Presso L’Unità di Neurologia e Stroke Unit del Policlinico San Donato, diretta dalla professoressa Maria Salsone, associata alla Facoltà di Medicina e Chirurgia dell’Università Vita-Salute San Raffaele di Milano, sono state trattate le prime due pazienti, di 63 e 67 anni.

Il trattamento è stato effettuato nell’ambito dell’uso compassionevole del farmaco e rientra nel programma clinico-scientifico del Centro per i Disturbi Cognitivi e le Demenze, che integra le attività di ricerca, diagnosi precoce e accesso alle terapie innovative.

 

Come agisce Donanemab sulla malattia di Alzheimer

Il Donanemab è un anticorpo monoclonale anti-amiloide, cioè un farmaco progettato per agire su uno dei principali meccanismi biologici coinvolti nella malattia di Alzheimer, la proteina beta-amiloide.

La patologia è infatti strettamente associata all’accumulo nel cervello di placche di questa proteina. Gli studi clinici hanno mostrato che la loro rimozione può contribuire a rallentare la progressione del declino cognitivo.

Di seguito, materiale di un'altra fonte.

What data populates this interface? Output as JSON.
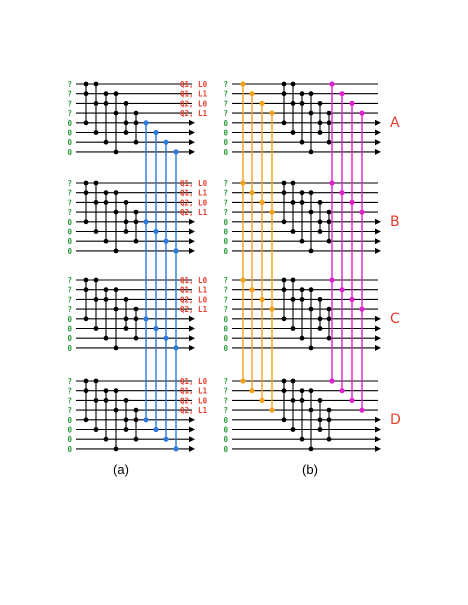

Gli anticorpi monoclonali anti-amiloide sono approvati dalle principali autorità regolatorie internazionali, tra cui la Food and Drug Administration (FDA) negli Stati Uniti e l’Agenzia Europea per i Medicinali (EMA) in Europa.

“Per la prima volta possiamo intervenire direttamente su uno dei meccanismi biologici alla base della malattia. Le evidenze disponibili sono promettenti e pongono le basi per una vera e propria svolta nella cura dell’Alzheimer” ha dichiarato il dottor Salvatore Mazzeo, neurologo presso Policlinico, responsabile del Centro per i Disturbi Cognitivi e le Demenze e ricercatore presso l'Università Vita-Salute San Raffaele di Milano.

 

La selezione dei pazienti

Le due pazienti sono state sottoposte a una valutazione multidimensionale per verificarne l’idoneità al trattamento.

Attualmente, infatti, possono accedere alla terapia solo pazienti con diagnosi di disturbo cognitivo lieve o demenza lieve che rispondano a specifici criteri clinici di inclusione ed esclusione al programma.

“La selezione avviene attraverso un percorso rigoroso che comprende la raccolta della storia clinica, esami di laboratorio, analisi genetiche e tecniche avanzate di neuroimaging, oltre a un costante monitoraggio specialistico dell’Alzheimer” spiega il dottor Mazzeo.

“Siamo entusiasti di poter offrire alle due pazienti più giovani seguite presso il nostro Centro una nuova opportunità terapeutica, potenzialmente in grado di rallentare la progressione della malattia - ha concluso la professoressa Maria Salsone -. 

L’esperienza maturata in questa fase è particolarmente preziosa perché ci consente di acquisire competenze cliniche e organizzative fondamentali per affrontare una delle sfide più importanti della neurologia contemporanea: rendere sempre più concreta la possibilità di intervenire precocemente sulla malattia di Alzheimer”.